Loyola College of Education, Jamshedpur
- Type: Private Roman Catholic Christian minority Coeducational Self financed Higher education institution
- Established: 1976; 50 years ago
- Founders: Fr. Kenneth Judge, SJ
- Religious affiliation: Roman Catholic (Jesuit)
- Academic affiliations: Kolhan University
- Principal: Fr. P. Anthony Raj, SJ
- Academic staff: 14
- Administrative staff: 11
- Students: 100
- Location: Telco, Jamshedpur, Jharkhand, India
- Campus: Urban 11.39 acres;

= Loyola College of Education, Jamshedpur =

Loyola College of Education, Jamshedpur, began as a college of Xavier School of Management in Jamshedpur in 1976 and in 1992 received its own campus in Telco, Jamshedpur.

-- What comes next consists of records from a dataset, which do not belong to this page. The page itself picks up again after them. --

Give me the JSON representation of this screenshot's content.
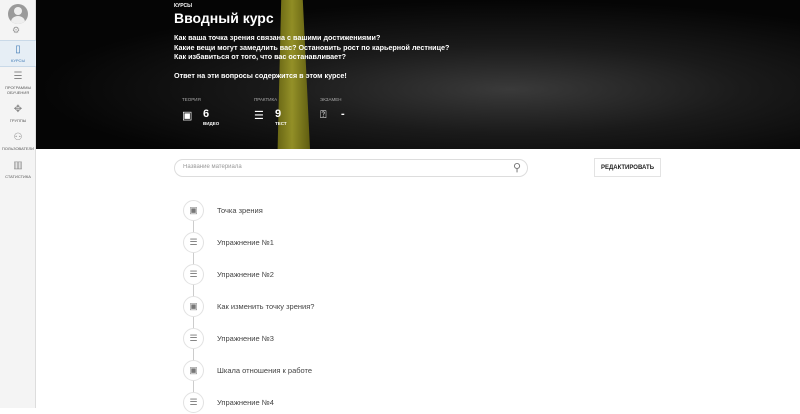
{
  "sidebar": {
    "items": [
      {
        "label": "КУРСЫ",
        "icon": "course-icon"
      },
      {
        "label": "ПРОГРАММЫ ОБУЧЕНИЯ",
        "icon": "programs-icon"
      },
      {
        "label": "ГРУППЫ",
        "icon": "groups-icon"
      },
      {
        "label": "ПОЛЬЗОВАТЕЛИ",
        "icon": "users-icon"
      },
      {
        "label": "СТАТИСТИКА",
        "icon": "stats-icon"
      }
    ]
  },
  "hero": {
    "breadcrumb": "КУРСЫ",
    "title": "Вводный курс",
    "description": [
      "Как ваша точка зрения связана с вашими достижениями?",
      "Какие вещи могут замедлить вас? Остановить рост по карьерной лестнице?",
      "Как избавиться от того, что вас останавливает?",
      "",
      "Ответ на эти вопросы содержится в этом курсе!"
    ],
    "stats": [
      {
        "label": "ТЕОРИЯ",
        "value": "6",
        "sub": "ВИДЕО"
      },
      {
        "label": "ПРАКТИКА",
        "value": "9",
        "sub": "ТЕСТ"
      },
      {
        "label": "ЭКЗАМЕН",
        "value": "-",
        "sub": ""
      }
    ]
  },
  "search": {
    "placeholder": "Название материала",
    "value": ""
  },
  "toolbar": {
    "edit_label": "РЕДАКТИРОВАТЬ"
  },
  "materials": [
    {
      "name": "Точка зрения",
      "type": "video"
    },
    {
      "name": "Упражнение №1",
      "type": "test"
    },
    {
      "name": "Упражнение №2",
      "type": "test"
    },
    {
      "name": "Как изменить точку зрения?",
      "type": "video"
    },
    {
      "name": "Упражнение №3",
      "type": "test"
    },
    {
      "name": "Шкала отношения к работе",
      "type": "video"
    },
    {
      "name": "Упражнение №4",
      "type": "test"
    }
  ]
}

In January 2021 the college was closed. In an announcement, the reasons given for the closure were that "the COVID-19 pandemic and the ensuing lockdown phases had weakened the financial and administrative structures making it impossible to manage the day-to-day affairs."

== History ==
In 1976 the American Jesuit Kenneth Judge founded the College of Education at the Xavier School of Management in response to a perceived need for teacher education in the states of Jharkhand and Bihar. It became a college in its own right in Telco in 1992. It has been registered under the Societies Registration Act, 1860 and recognized by the National Council for Teacher Education and the National Assessment and Accreditation Council (2010), and has received minority status.